For each quality version, different blending techniques are used: LQ uses face segmentation masks, while HQ uses facial landmark alignment plus histogram normalization for lighting adjustment. All 16 subject pairs generate bidirectional swaps, yielding 320 videos per quality level.

For face recognition evaluation, the authors test VGG and FaceNet on both genuine and Deepfake videos, measuring false acceptance rates (FAR) at the equal error rate (EER) threshold from the licit scenario.
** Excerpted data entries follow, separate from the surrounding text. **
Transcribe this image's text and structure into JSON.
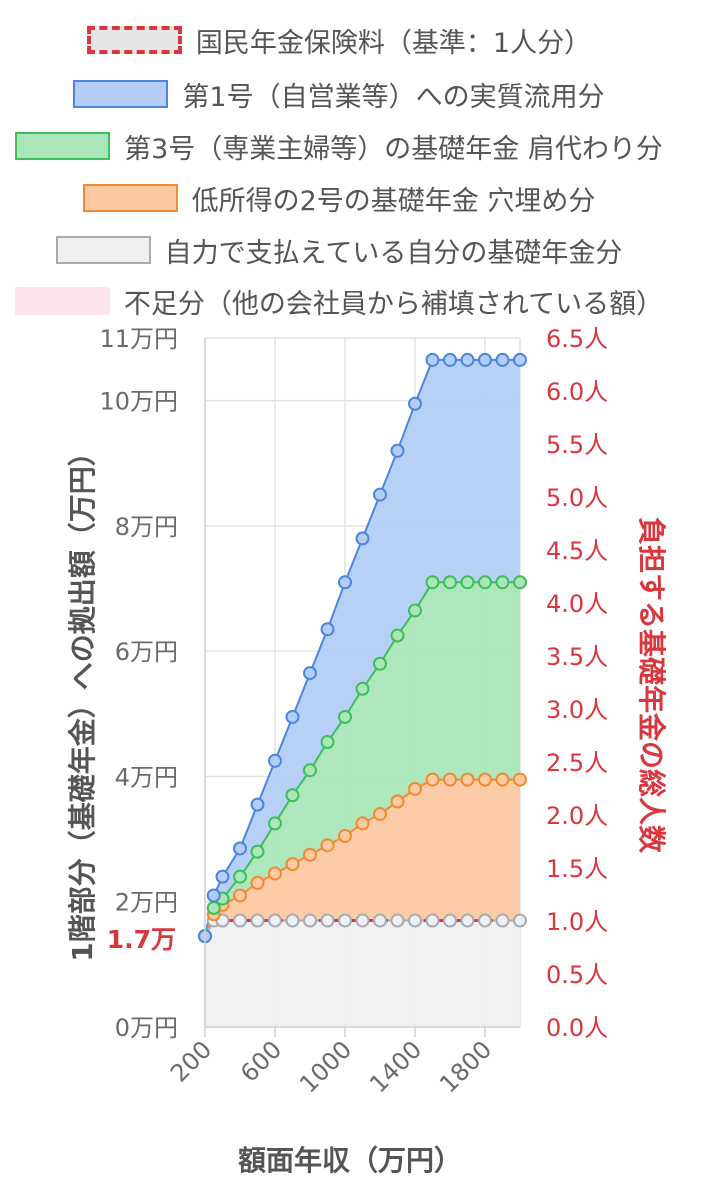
{
  "chart_data": {
    "type": "area",
    "xlabel": "額面年収（万円）",
    "ylabel": "1階部分（基礎年金）への拠出額（万円）",
    "y2label": "負担する基礎年金の総人数",
    "x_ticks": [
      "200",
      "600",
      "1000",
      "1400",
      "1800"
    ],
    "y_ticks": [
      "0万円",
      "2万円",
      "4万円",
      "6万円",
      "8万円",
      "10万円",
      "11万円"
    ],
    "y2_ticks": [
      "0.0人",
      "0.5人",
      "1.0人",
      "1.5人",
      "2.0人",
      "2.5人",
      "3.0人",
      "3.5人",
      "4.0人",
      "4.5人",
      "5.0人",
      "5.5人",
      "6.0人",
      "6.5人"
    ],
    "y_annotation": "1.7万",
    "xlim": [
      200,
      2000
    ],
    "ylim": [
      0,
      11
    ],
    "y2lim": [
      0,
      6.5
    ],
    "grid": true,
    "legend_position": "top",
    "x": [
      200,
      250,
      300,
      400,
      500,
      600,
      700,
      800,
      900,
      1000,
      1100,
      1200,
      1300,
      1400,
      1500,
      1600,
      1700,
      1800,
      1900,
      2000
    ],
    "series": [
      {
        "name": "国民年金保険料（基準：1人分）",
        "style": "dashed-line",
        "color": "#d9363e",
        "values": [
          1.7,
          1.7,
          1.7,
          1.7,
          1.7,
          1.7,
          1.7,
          1.7,
          1.7,
          1.7,
          1.7,
          1.7,
          1.7,
          1.7,
          1.7,
          1.7,
          1.7,
          1.7,
          1.7,
          1.7
        ]
      },
      {
        "name": "第1号（自営業等）への実質流用分",
        "color": "#4a86e0",
        "fill": "#b3cdf5",
        "values": [
          1.45,
          2.1,
          2.4,
          2.85,
          3.55,
          4.25,
          4.95,
          5.65,
          6.35,
          7.1,
          7.8,
          8.5,
          9.2,
          9.95,
          10.65,
          10.65,
          10.65,
          10.65,
          10.65,
          10.65
        ]
      },
      {
        "name": "第3号（専業主婦等）の基礎年金 肩代わり分",
        "color": "#3cbf5a",
        "fill": "#abe6b9",
        "values": [
          1.45,
          1.9,
          2.05,
          2.4,
          2.8,
          3.25,
          3.7,
          4.1,
          4.55,
          4.95,
          5.4,
          5.8,
          6.25,
          6.65,
          7.1,
          7.1,
          7.1,
          7.1,
          7.1,
          7.1
        ]
      },
      {
        "name": "低所得の2号の基礎年金 穴埋め分",
        "color": "#f08a33",
        "fill": "#fbc9a2",
        "values": [
          1.45,
          1.8,
          1.95,
          2.1,
          2.3,
          2.45,
          2.6,
          2.75,
          2.9,
          3.05,
          3.25,
          3.4,
          3.6,
          3.8,
          3.95,
          3.95,
          3.95,
          3.95,
          3.95,
          3.95
        ]
      },
      {
        "name": "自力で支払えている自分の基礎年金分",
        "color": "#a9aab3",
        "fill": "#eff0f2",
        "values": [
          1.45,
          1.7,
          1.7,
          1.7,
          1.7,
          1.7,
          1.7,
          1.7,
          1.7,
          1.7,
          1.7,
          1.7,
          1.7,
          1.7,
          1.7,
          1.7,
          1.7,
          1.7,
          1.7,
          1.7
        ]
      },
      {
        "name": "不足分（他の会社員から補填されている額）",
        "color": "#fde3ea",
        "fill": "#fde3ea",
        "values": [
          0,
          0,
          0,
          0,
          0,
          0,
          0,
          0,
          0,
          0,
          0,
          0,
          0,
          0,
          0,
          0,
          0,
          0,
          0,
          0
        ]
      }
    ]
  }
}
For detection, they evaluate:

  • Audio-visual approach: LSTM trained on MFCCs (audio) and mouth landmark distances (visual) to detect lip-sync inconsistency
  • Image-based approaches: PCA+LDA on raw pixels, IQM+PCA+LDA, and IQM+SVM (129 image quality metrics)

Results

Face Recognition Vulnerability: VGG achieves EER of 0.03% on genuine videos but FAR of 85.62% on high-quality Deepfakes. FaceNet achieves 0.00% EER on genuine videos but FAR of 95.00% on HQ Deepfakes—demonstrating that more sophisticated recognition systems are paradoxically more vulnerable.

Detection Performance: The lip-sync approach completely fails (41.8% EER on LQ) because GANs successfully generate facial expressions synchronized with speech. Image quality metrics with SVM perform best: 3.33% EER on low-quality Deepfakes but 8.97% EER on high-quality versions, showing the challenge scales with visual fidelity.

Dataset

The paper introduces the VidTIMIT Deepfake dataset, the first publicly available set of 620 GAN-generated face-swap videos from 16 manually-selected similar-looking pairs. Both low-quality (64×64) and high-quality (128×128) versions are provided, enabling systematic evaluation of how visual fidelity affects both face recognition vulnerability and detection difficulty.

Connections

Notes

This paper is foundational for Deepfake detection: it established the first public benchmark, demonstrated concrete vulnerability of production face recognition systems, and framed detection as a critical research challenge. The finding that lip-sync fails is important—synthetic videos that preserve audio-visual consistency are harder to detect. The 8.97% error rate on HQ Deepfakes, while reasonable, hints at an arms race: as generation quality improves, detection becomes harder. The paper's emphasis on dataset quality (low vs. high visual quality) presaged later findings that realistic synthesis makes detection substantially more difficult.